No payment or subsidy of any kind shall be paid directly or indirectly out of funds of the United States or any agency of the United States to any contractor or charterer who shall violate this section. Any person who shall be injured in his business or property by reason of anything forbidden by this section may sue therefor in any district court of the United States in which the defendant resides or is found or has an agent, without respect to the amount in controversy, and shall recover threefold the damages by him sustained, and the cost of suit, including a reasonable attorney’s fee.
. See, e.g., Memorandum of Points and Authorities of Marshall P. Safir in Support of His Motion for Summary Judgment at 14:
The leverage which the threat of total recovery would have generated if vigorously asserted by an impartial Secretary/administrator would have been sufficient to force an accomodation [sic] with plaintiffs [sic] competitors for his reentry — following which discretion in mitigation would have been an acceptable solution.
The Department of Commerce, instead, acted to defeat the victim it was under mandate to assist, by removing this leverage (and the chance thereby to proñt) by a token settlement with the violators in lieu of prosecution.
No. 82-1064, Plaintiffs Appendix at 172 (filed Mar. 29, 1982) (emphasis in original).
. Application of the doctrine is in any event discretionary, see Messenger v. Anderson, 225 U.S. 436, 444, 32 S.Ct. 739, 740, 56 L.Ed. 1152 (1912), and there are a number of recognized grounds for declining to invoke it that would embrace the present case. The doctrine does not preclude courts from reexamining issues that go to their constitutional power over the case, Potomac Passengers Ass’n v. Chesapeake & Ohio Ry., 520 F.2d 91, 95 & n. 22 (D.C.Cir.1975), or issues affected by newly discovered facts, see Zenith Laboratories, Inc. v. Carter-Wallace, Inc., 530 F.2d 508, 512 (3d Cir.), cert. denied, 429 U.S. 828, 97 S.Ct. 85, 50 L.Ed.2d 91 (1976).

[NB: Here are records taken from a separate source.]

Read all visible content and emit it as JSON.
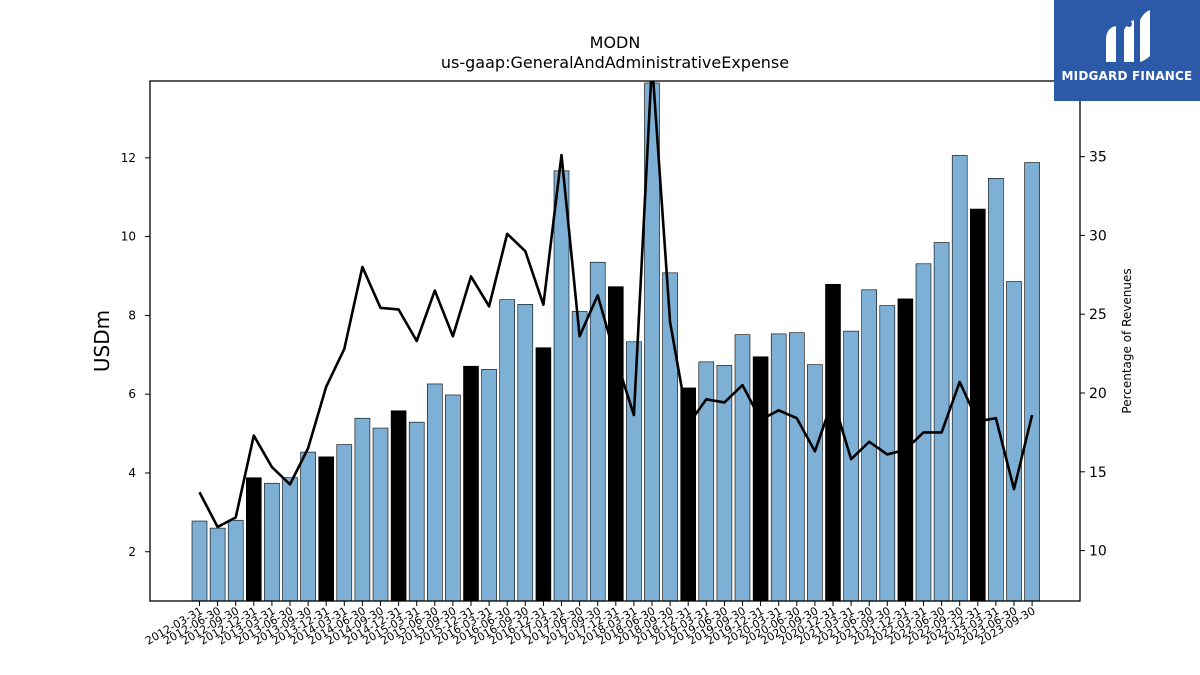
{
  "chart_data": {
    "type": "bar",
    "title": "MODN",
    "subtitle": "us-gaap:GeneralAndAdministrativeExpense",
    "ylabel": "USDm",
    "y2label": "Percentage of Revenues",
    "ylim": [
      0.75,
      13.95
    ],
    "y2lim": [
      6.8,
      39.8
    ],
    "yticks": [
      2,
      4,
      6,
      8,
      10,
      12
    ],
    "y2ticks": [
      10,
      15,
      20,
      25,
      30,
      35
    ],
    "grid": false,
    "categories": [
      "2012-03-31",
      "2012-06-30",
      "2012-09-30",
      "2012-12-31",
      "2013-03-31",
      "2013-06-30",
      "2013-09-30",
      "2013-12-31",
      "2014-03-31",
      "2014-06-30",
      "2014-09-30",
      "2014-12-31",
      "2015-03-31",
      "2015-06-30",
      "2015-09-30",
      "2015-12-31",
      "2016-03-31",
      "2016-06-30",
      "2016-09-30",
      "2016-12-31",
      "2017-03-31",
      "2017-06-30",
      "2017-09-30",
      "2017-12-31",
      "2018-03-31",
      "2018-06-30",
      "2018-09-30",
      "2018-12-31",
      "2019-03-31",
      "2019-06-30",
      "2019-09-30",
      "2019-12-31",
      "2020-03-31",
      "2020-06-30",
      "2020-09-30",
      "2020-12-31",
      "2021-03-31",
      "2021-06-30",
      "2021-09-30",
      "2021-12-31",
      "2022-03-31",
      "2022-06-30",
      "2022-09-30",
      "2022-12-31",
      "2023-03-31",
      "2023-06-30",
      "2023-09-30"
    ],
    "series": [
      {
        "type": "bar",
        "values": [
          2.78,
          2.6,
          2.8,
          3.88,
          3.74,
          3.88,
          4.53,
          4.41,
          4.72,
          5.39,
          5.14,
          5.58,
          5.29,
          6.26,
          5.98,
          6.71,
          6.63,
          8.4,
          8.28,
          7.18,
          11.67,
          8.1,
          9.35,
          8.73,
          7.33,
          13.9,
          9.08,
          6.16,
          6.82,
          6.73,
          7.51,
          6.95,
          7.53,
          7.56,
          6.75,
          8.79,
          7.6,
          8.65,
          8.25,
          8.42,
          9.31,
          9.85,
          12.06,
          10.7,
          11.48,
          8.86,
          11.88
        ],
        "colors": [
          "#7eb0d5",
          "#7eb0d5",
          "#7eb0d5",
          "#000000",
          "#7eb0d5",
          "#7eb0d5",
          "#7eb0d5",
          "#000000",
          "#7eb0d5",
          "#7eb0d5",
          "#7eb0d5",
          "#000000",
          "#7eb0d5",
          "#7eb0d5",
          "#7eb0d5",
          "#000000",
          "#7eb0d5",
          "#7eb0d5",
          "#7eb0d5",
          "#000000",
          "#7eb0d5",
          "#7eb0d5",
          "#7eb0d5",
          "#000000",
          "#7eb0d5",
          "#7eb0d5",
          "#7eb0d5",
          "#000000",
          "#7eb0d5",
          "#7eb0d5",
          "#7eb0d5",
          "#000000",
          "#7eb0d5",
          "#7eb0d5",
          "#7eb0d5",
          "#000000",
          "#7eb0d5",
          "#7eb0d5",
          "#7eb0d5",
          "#000000",
          "#7eb0d5",
          "#7eb0d5",
          "#7eb0d5",
          "#000000",
          "#7eb0d5",
          "#7eb0d5",
          "#7eb0d5"
        ]
      },
      {
        "type": "line",
        "axis": "right",
        "color": "#000000",
        "values": [
          13.7,
          11.5,
          12.1,
          17.3,
          15.3,
          14.2,
          16.5,
          20.4,
          22.8,
          28.0,
          25.4,
          25.3,
          23.3,
          26.5,
          23.6,
          27.4,
          25.5,
          30.1,
          29.0,
          25.6,
          35.1,
          23.6,
          26.2,
          22.2,
          18.6,
          41.0,
          24.5,
          18.0,
          19.6,
          19.4,
          20.5,
          18.3,
          18.9,
          18.4,
          16.3,
          19.6,
          15.8,
          16.9,
          16.1,
          16.4,
          17.5,
          17.5,
          20.7,
          18.2,
          18.4,
          13.9,
          18.6
        ]
      }
    ]
  },
  "logo": {
    "text": "MIDGARD FINANCE"
  }
}
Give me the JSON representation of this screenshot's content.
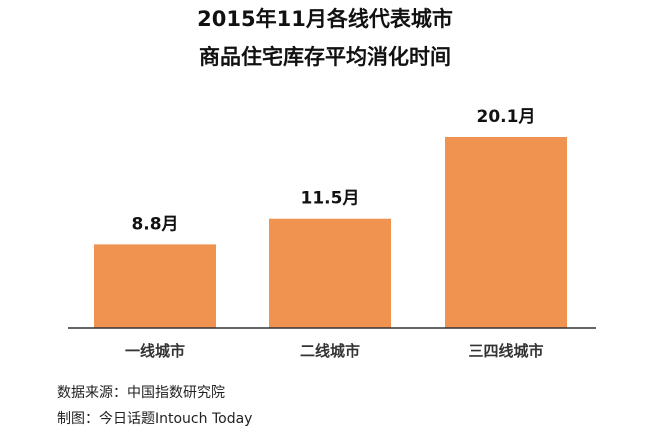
{
  "chart_data": {
    "type": "bar",
    "title_line1": "2015年11月各线代表城市",
    "title_line2": "商品住宅库存平均消化时间",
    "categories": [
      "一线城市",
      "二线城市",
      "三四线城市"
    ],
    "values": [
      8.8,
      11.5,
      20.1
    ],
    "value_labels": [
      "8.8月",
      "11.5月",
      "20.1月"
    ],
    "ylim": [
      0,
      20.1
    ],
    "grid": false,
    "bar_color": "#F09351"
  },
  "footer": {
    "source": "数据来源：中国指数研究院",
    "credit": "制图：今日话题Intouch Today"
  }
}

. Much less do we question the correctness of the Second Circuit’s determination of standing in Safir v. Gibson, supra, 417 F.2d 972. Just as the doctrine of law of the case does not make our 1977 determination relevant to the issue of present standing, so also the doctrine of collateral estoppel does not make that 1969 determination relevant. See United States v. Crow Dog, 532 F.2d 1182, 1188 (8th Cir. 1976), cert. denied, 430 U.S. 929, 97 S.Ct. 1547, 51 L.Ed.2d 772 (1977) (transfer of indictment for trial did not preclude subsequent denial of motion to transfer superseding indictment since the only issue determined by the prior order was that a fair trial in the District of South Dakota could not be had at that time on that indictment).